Tuesday, October 20, 2009
The Hunger Games - Suzanne Collins
Title: The Hunger Games
Author: Suzanne Collins
Publisher: Scholastic, 2008 (Hardcover)
Length: 374 pages
Genre: Young Adult; Science Fiction/Adventure
Started: September 4, 2009
Finished: September 5, 2009
From the inside cover:
In the ruins of a place once known as North America lies the nation of Panem, a shining Capitol surrounded by twelve outlying districts. The Capitol is harsh and cruel and keeps the districts in line by forcing them all to send one boy and one girl between the ages of twelve and eighteen to participate in the annual Hunger Games, a fight to the death on live TV.
Sixteen-year old Katniss Everdeen, who lives alone with her mother and younger sister regards it as a death sentence when she steps forward to take her sister's place in the Games. But Katniss has been close to dead before -- and survival, for her, is second nature. Without really meaning to, she becomes a contender. But if she is to win, she will have to start making choices that weigh survival against humanity and life against love.
Since this is my first post, I thought I'd open up with a book that really made an impression on me when I read it this past summer. I wasn't sure about this book at first when I picked it up. I knew I'd like the plot from reading the inside cover (who can resist a good dystopian novel?), but I didn't know how well the idea would be conveyed.
I was blown away, to say the least.
Suzanne Collins manages to tackle a plot rife with difficult subject matter without coming across as being too gruesome. I could see a lot of people being turned off because of the whole "kids killing kids" thing, but it's written in such a way that the deaths aren't glorified; there were parts where I actually cried because the scenes were so touching. It also helps that Katniss and Peeta don't really want to harm anyone and the deaths that do result are in self defense or as a result of the harrowing conditions of the Games themselves.

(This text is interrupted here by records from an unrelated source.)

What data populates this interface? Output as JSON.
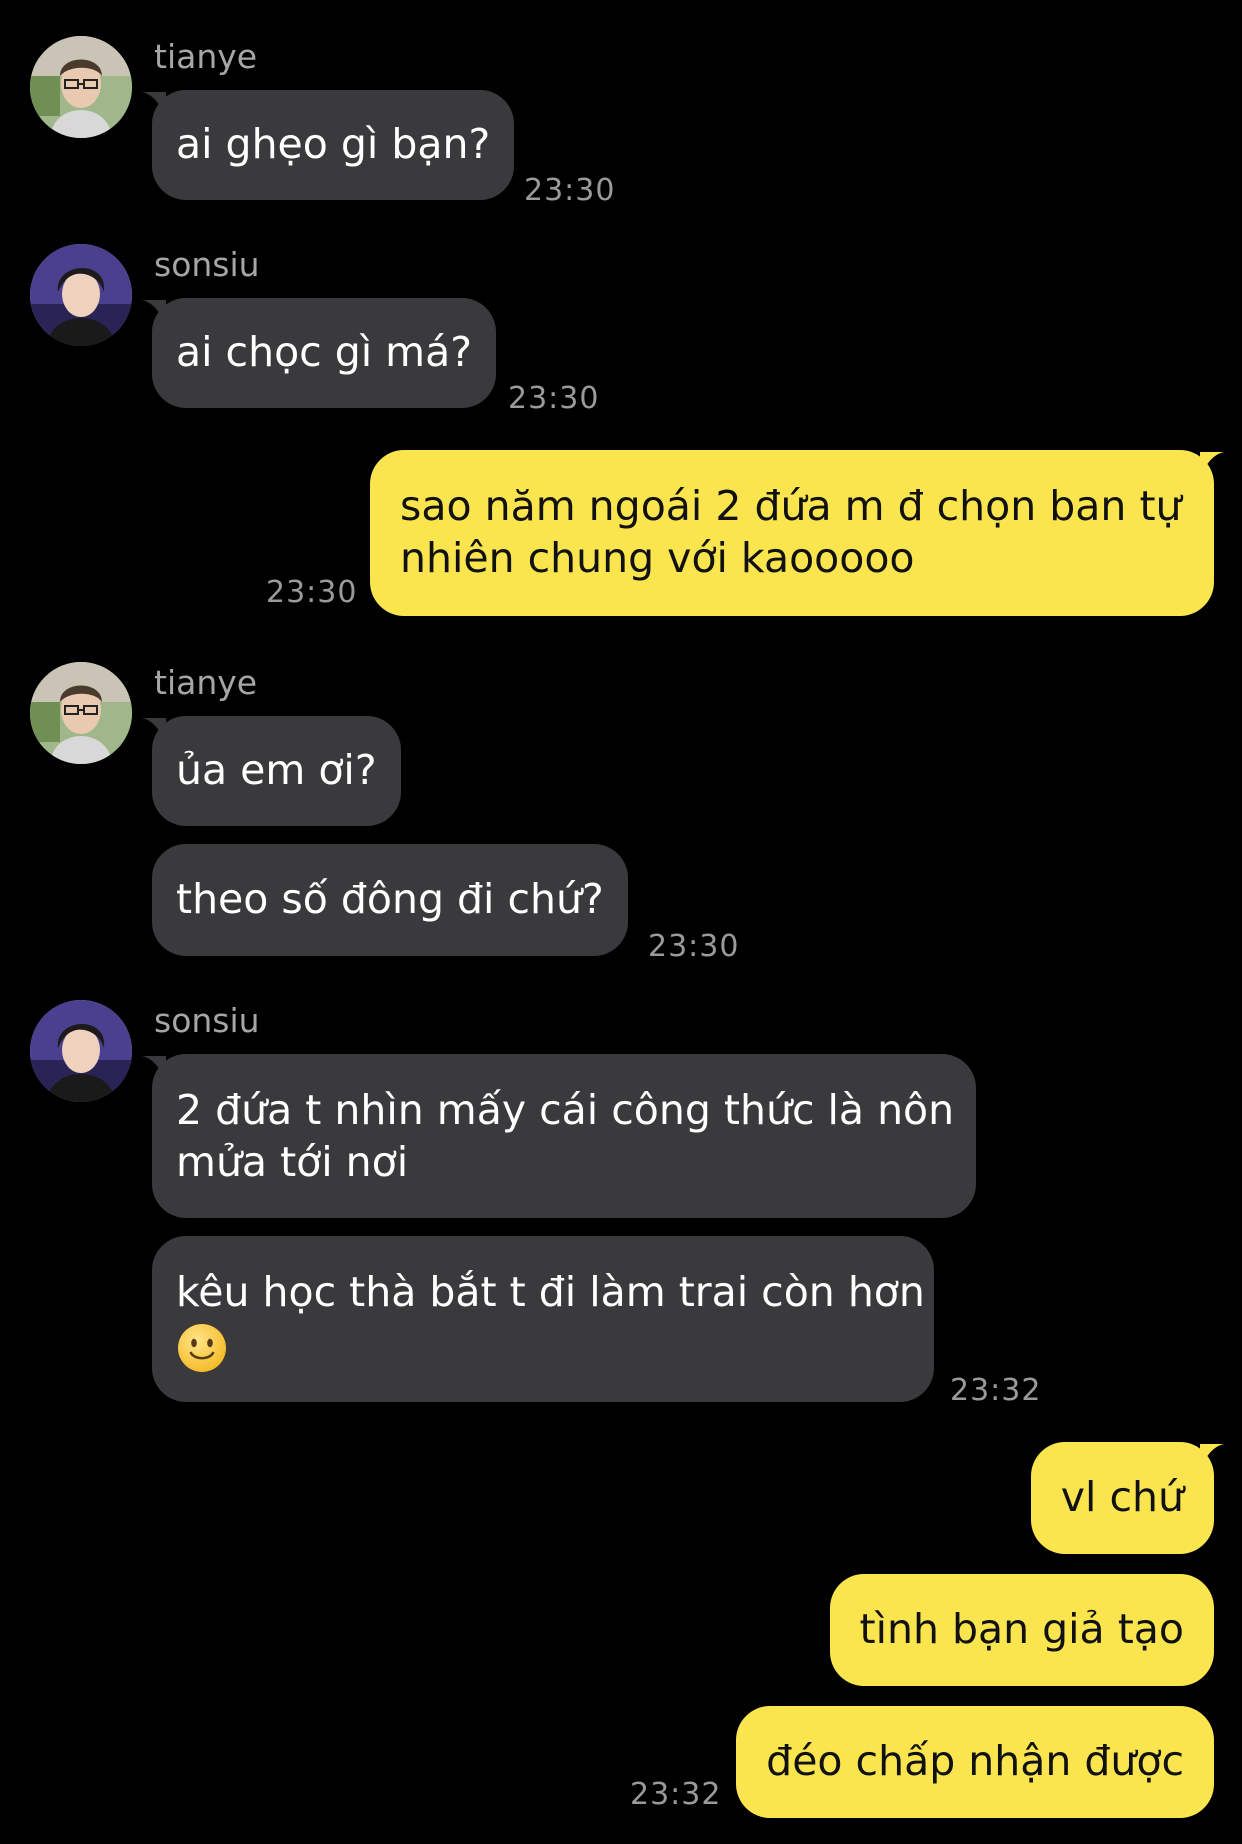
{
  "messages": [
    {
      "sender": "tianye",
      "text": "ai ghẹo gì bạn?",
      "time": "23:30"
    },
    {
      "sender": "sonsiu",
      "text": "ai chọc gì má?",
      "time": "23:30"
    },
    {
      "line1": "sao năm ngoái 2 đứa m đ chọn ban tự",
      "line2": "nhiên chung với kaooooo",
      "time": "23:30"
    },
    {
      "sender": "tianye",
      "text1": "ủa em ơi?",
      "text2": "theo số đông đi chứ?",
      "time": "23:30"
    },
    {
      "sender": "sonsiu",
      "line1": "2 đứa t nhìn mấy cái công thức là nôn",
      "line2": "mửa tới nơi",
      "line3": "kêu học thà bắt t đi làm trai còn hơn",
      "emoji": "slightly-smiling-face-icon",
      "time": "23:32"
    },
    {
      "text1": "vl chứ",
      "text2": "tình bạn giả tạo",
      "text3": "đéo chấp nhận được",
      "time": "23:32"
    }
  ],
  "colors": {
    "background": "#000000",
    "incoming_bubble": "#3a3a3c",
    "outgoing_bubble": "#fae54f",
    "timestamp": "#9a9a9a"
  }
}
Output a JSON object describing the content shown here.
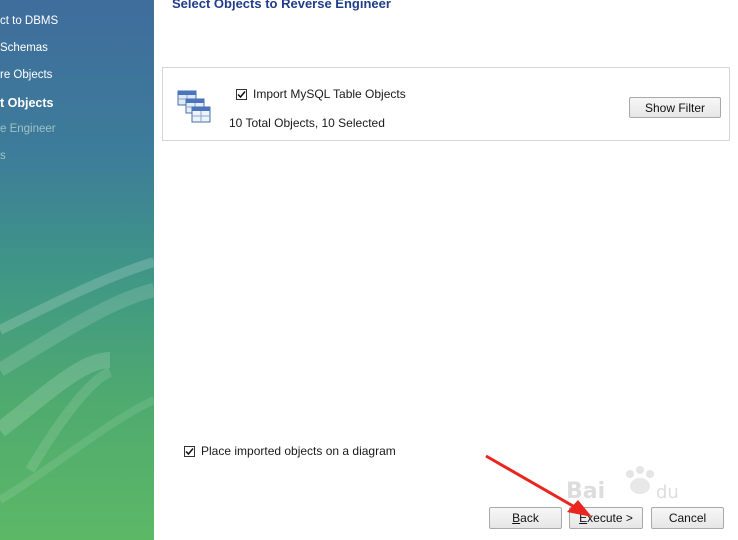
{
  "sidebar": {
    "steps": [
      {
        "label": "ct to DBMS",
        "state": "done"
      },
      {
        "label": "Schemas",
        "state": "done"
      },
      {
        "label": "re Objects",
        "state": "done"
      },
      {
        "label": "t Objects",
        "state": "current"
      },
      {
        "label": "e Engineer",
        "state": "future"
      },
      {
        "label": "s",
        "state": "future"
      }
    ]
  },
  "main": {
    "title": "Select Objects to Reverse Engineer",
    "objects_panel": {
      "import_label": "Import MySQL Table Objects",
      "import_checked": true,
      "summary": "10 Total Objects, 10 Selected",
      "show_filter_label": "Show Filter",
      "icon": "table-objects-icon"
    },
    "place_on_diagram": {
      "label": "Place imported objects on a diagram",
      "checked": true
    }
  },
  "footer": {
    "back": {
      "mnemonic": "B",
      "rest": "ack"
    },
    "execute": {
      "mnemonic": "E",
      "rest": "xecute >"
    },
    "cancel_label": "Cancel"
  },
  "colors": {
    "title": "#1f3d8a",
    "annotation_arrow": "#e8261f",
    "sidebar_top": "#3f6d9c",
    "sidebar_bottom": "#5db866"
  }
}
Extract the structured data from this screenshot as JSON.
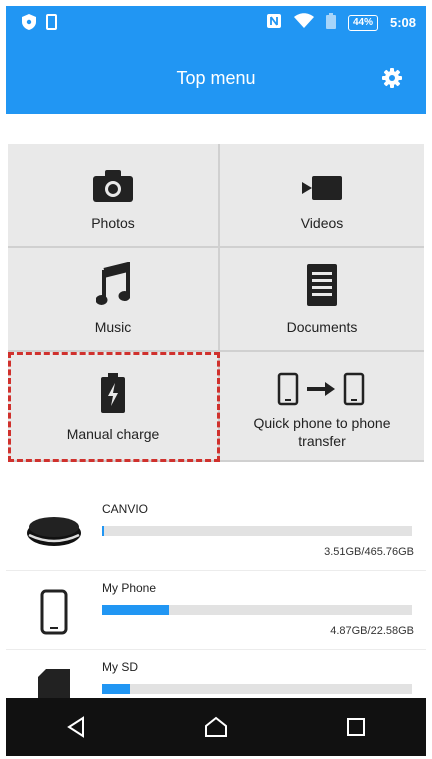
{
  "status_bar": {
    "battery_percent": "44%",
    "time": "5:08",
    "icons": [
      "shield-icon",
      "sim-icon",
      "nfc-icon",
      "wifi-icon",
      "battery-icon"
    ]
  },
  "header": {
    "title": "Top menu",
    "settings_icon": "gear-icon"
  },
  "menu": {
    "photos": "Photos",
    "videos": "Videos",
    "music": "Music",
    "documents": "Documents",
    "manual_charge": "Manual charge",
    "transfer_line1": "Quick phone to phone",
    "transfer_line2": "transfer"
  },
  "storage": [
    {
      "name": "CANVIO",
      "usage": "3.51GB/465.76GB",
      "fill_percent": 0.75
    },
    {
      "name": "My Phone",
      "usage": "4.87GB/22.58GB",
      "fill_percent": 21.6
    },
    {
      "name": "My SD",
      "usage": "",
      "fill_percent": 9
    }
  ],
  "colors": {
    "accent": "#2196f3",
    "highlight": "#d0312d"
  },
  "nav": {
    "icons": [
      "back-icon",
      "home-icon",
      "recents-icon"
    ]
  }
}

Katniss and Peeta are amazing characters. I think the reason why I devoured the book so quickly was because I was so entranced by them. Katniss is a very strong female lead, something I've been looking for in YA books so overcome with spineless female characters (*cough* Twilight *cough*). She's fleshed out very well in her relationships with her family, Peeta, Gale, and the rest of the villagers in District 12. Peeta is almost the complete opposite of Katniss, but he completely surprises you by the end of the story, proving that it really is the quiet ones you need to watch out for. You could say there is an element of romance in the book, but the love felt between the characters is at its purest, sweetest form; something completely ironic considering the situation they're all in.
The plot is a constant surprise, it really messes with your head. It also doesn't sugar coat anything: you'll find everything from a contestant being stung to death by mutant wasps to complete emotional manipulation on so many levels. The writing is superb, a real page-turner; and Collin's descriptions are informative without being boring.

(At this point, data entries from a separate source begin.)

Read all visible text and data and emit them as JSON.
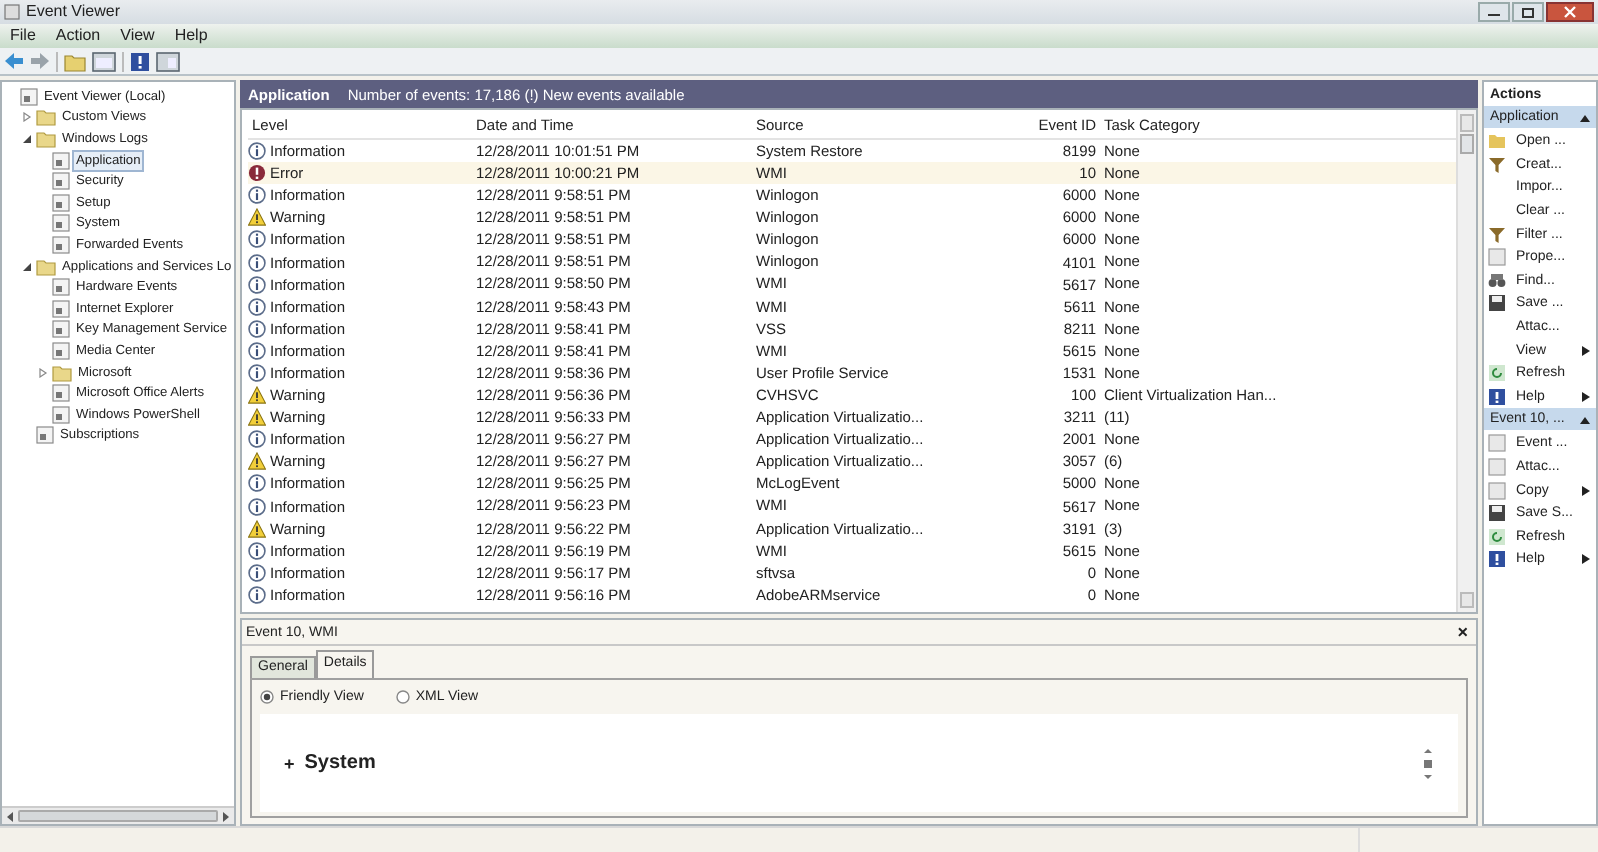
{
  "window": {
    "title": "Event Viewer"
  },
  "menu": [
    "File",
    "Action",
    "View",
    "Help"
  ],
  "tree": [
    {
      "label": "Event Viewer (Local)",
      "selected": false,
      "children": [
        {
          "label": "Custom Views",
          "selected": false,
          "expanded": false
        },
        {
          "label": "Windows Logs",
          "selected": false,
          "expanded": true,
          "children": [
            {
              "label": "Application",
              "selected": true
            },
            {
              "label": "Security",
              "selected": false
            },
            {
              "label": "Setup",
              "selected": false
            },
            {
              "label": "System",
              "selected": false
            },
            {
              "label": "Forwarded Events",
              "selected": false
            }
          ]
        },
        {
          "label": "Applications and Services Lo",
          "selected": false,
          "expanded": true,
          "children": [
            {
              "label": "Hardware Events",
              "selected": false
            },
            {
              "label": "Internet Explorer",
              "selected": false
            },
            {
              "label": "Key Management Service",
              "selected": false
            },
            {
              "label": "Media Center",
              "selected": false
            },
            {
              "label": "Microsoft",
              "selected": false,
              "expanded": false
            },
            {
              "label": "Microsoft Office Alerts",
              "selected": false
            },
            {
              "label": "Windows PowerShell",
              "selected": false
            }
          ]
        },
        {
          "label": "Subscriptions",
          "selected": false
        }
      ]
    }
  ],
  "log_header": {
    "title": "Application",
    "info": "Number of events: 17,186 (!) New events available"
  },
  "table": {
    "columns": [
      "Level",
      "Date and Time",
      "Source",
      "Event ID",
      "Task Category"
    ],
    "rows": [
      {
        "kind": "information",
        "level": "Information",
        "date": "12/28/2011 10:01:51 PM",
        "source": "System Restore",
        "event_id": "8199",
        "task": "None",
        "selected": false
      },
      {
        "kind": "error",
        "level": "Error",
        "date": "12/28/2011 10:00:21 PM",
        "source": "WMI",
        "event_id": "10",
        "task": "None",
        "selected": true
      },
      {
        "kind": "information",
        "level": "Information",
        "date": "12/28/2011 9:58:51 PM",
        "source": "Winlogon",
        "event_id": "6000",
        "task": "None",
        "selected": false
      },
      {
        "kind": "warning",
        "level": "Warning",
        "date": "12/28/2011 9:58:51 PM",
        "source": "Winlogon",
        "event_id": "6000",
        "task": "None",
        "selected": false
      },
      {
        "kind": "information",
        "level": "Information",
        "date": "12/28/2011 9:58:51 PM",
        "source": "Winlogon",
        "event_id": "6000",
        "task": "None",
        "selected": false
      },
      {
        "kind": "information",
        "level": "Information",
        "date": "12/28/2011 9:58:51 PM",
        "source": "Winlogon",
        "event_id": "4101",
        "task": "None",
        "selected": false
      },
      {
        "kind": "information",
        "level": "Information",
        "date": "12/28/2011 9:58:50 PM",
        "source": "WMI",
        "event_id": "5617",
        "task": "None",
        "selected": false
      },
      {
        "kind": "information",
        "level": "Information",
        "date": "12/28/2011 9:58:43 PM",
        "source": "WMI",
        "event_id": "5611",
        "task": "None",
        "selected": false
      },
      {
        "kind": "information",
        "level": "Information",
        "date": "12/28/2011 9:58:41 PM",
        "source": "VSS",
        "event_id": "8211",
        "task": "None",
        "selected": false
      },
      {
        "kind": "information",
        "level": "Information",
        "date": "12/28/2011 9:58:41 PM",
        "source": "WMI",
        "event_id": "5615",
        "task": "None",
        "selected": false
      },
      {
        "kind": "information",
        "level": "Information",
        "date": "12/28/2011 9:58:36 PM",
        "source": "User Profile Service",
        "event_id": "1531",
        "task": "None",
        "selected": false
      },
      {
        "kind": "warning",
        "level": "Warning",
        "date": "12/28/2011 9:56:36 PM",
        "source": "CVHSVC",
        "event_id": "100",
        "task": "Client Virtualization Han...",
        "selected": false
      },
      {
        "kind": "warning",
        "level": "Warning",
        "date": "12/28/2011 9:56:33 PM",
        "source": "Application Virtualizatio...",
        "event_id": "3211",
        "task": "(11)",
        "selected": false
      },
      {
        "kind": "information",
        "level": "Information",
        "date": "12/28/2011 9:56:27 PM",
        "source": "Application Virtualizatio...",
        "event_id": "2001",
        "task": "None",
        "selected": false
      },
      {
        "kind": "warning",
        "level": "Warning",
        "date": "12/28/2011 9:56:27 PM",
        "source": "Application Virtualizatio...",
        "event_id": "3057",
        "task": "(6)",
        "selected": false
      },
      {
        "kind": "information",
        "level": "Information",
        "date": "12/28/2011 9:56:25 PM",
        "source": "McLogEvent",
        "event_id": "5000",
        "task": "None",
        "selected": false
      },
      {
        "kind": "information",
        "level": "Information",
        "date": "12/28/2011 9:56:23 PM",
        "source": "WMI",
        "event_id": "5617",
        "task": "None",
        "selected": false
      },
      {
        "kind": "warning",
        "level": "Warning",
        "date": "12/28/2011 9:56:22 PM",
        "source": "Application Virtualizatio...",
        "event_id": "3191",
        "task": "(3)",
        "selected": false
      },
      {
        "kind": "information",
        "level": "Information",
        "date": "12/28/2011 9:56:19 PM",
        "source": "WMI",
        "event_id": "5615",
        "task": "None",
        "selected": false
      },
      {
        "kind": "information",
        "level": "Information",
        "date": "12/28/2011 9:56:17 PM",
        "source": "sftvsa",
        "event_id": "0",
        "task": "None",
        "selected": false
      },
      {
        "kind": "information",
        "level": "Information",
        "date": "12/28/2011 9:56:16 PM",
        "source": "AdobeARMservice",
        "event_id": "0",
        "task": "None",
        "selected": false
      }
    ]
  },
  "details": {
    "title": "Event 10, WMI",
    "close": "×",
    "tabs": [
      {
        "label": "General",
        "selected": false
      },
      {
        "label": "Details",
        "selected": true
      }
    ],
    "views": [
      {
        "label": "Friendly View",
        "selected": true
      },
      {
        "label": "XML View",
        "selected": false
      }
    ],
    "section": {
      "expander": "+",
      "label": "System"
    }
  },
  "actions": {
    "title": "Actions",
    "sections": [
      {
        "title": "Application",
        "items": [
          {
            "label": "Open ...",
            "submenu": false
          },
          {
            "label": "Creat...",
            "submenu": false
          },
          {
            "label": "Impor...",
            "submenu": false
          },
          {
            "label": "Clear ...",
            "submenu": false
          },
          {
            "label": "Filter ...",
            "submenu": false
          },
          {
            "label": "Prope...",
            "submenu": false
          },
          {
            "label": "Find...",
            "submenu": false
          },
          {
            "label": "Save ...",
            "submenu": false
          },
          {
            "label": "Attac...",
            "submenu": false
          },
          {
            "label": "View",
            "submenu": true
          },
          {
            "label": "Refresh",
            "submenu": false
          },
          {
            "label": "Help",
            "submenu": true
          }
        ]
      },
      {
        "title": "Event 10, ...",
        "items": [
          {
            "label": "Event ...",
            "submenu": false
          },
          {
            "label": "Attac...",
            "submenu": false
          },
          {
            "label": "Copy",
            "submenu": true
          },
          {
            "label": "Save S...",
            "submenu": false
          },
          {
            "label": "Refresh",
            "submenu": false
          },
          {
            "label": "Help",
            "submenu": true
          }
        ]
      }
    ]
  }
}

In short: the plot is very engaging, the characters are likable and then some, and it's beautifully written. Plus almost every person I've encountered who has read this book shares a positive opinion of it.
Read it now!
Thoughts on the cover:
I thought the image of the mockingjay was the perfect piece for the cover, I almost squealed when I came to the part of the book the describes the brooch and realized that's what was on the cover. The mokingjay image also contributes to the allegory and symbolism of the story.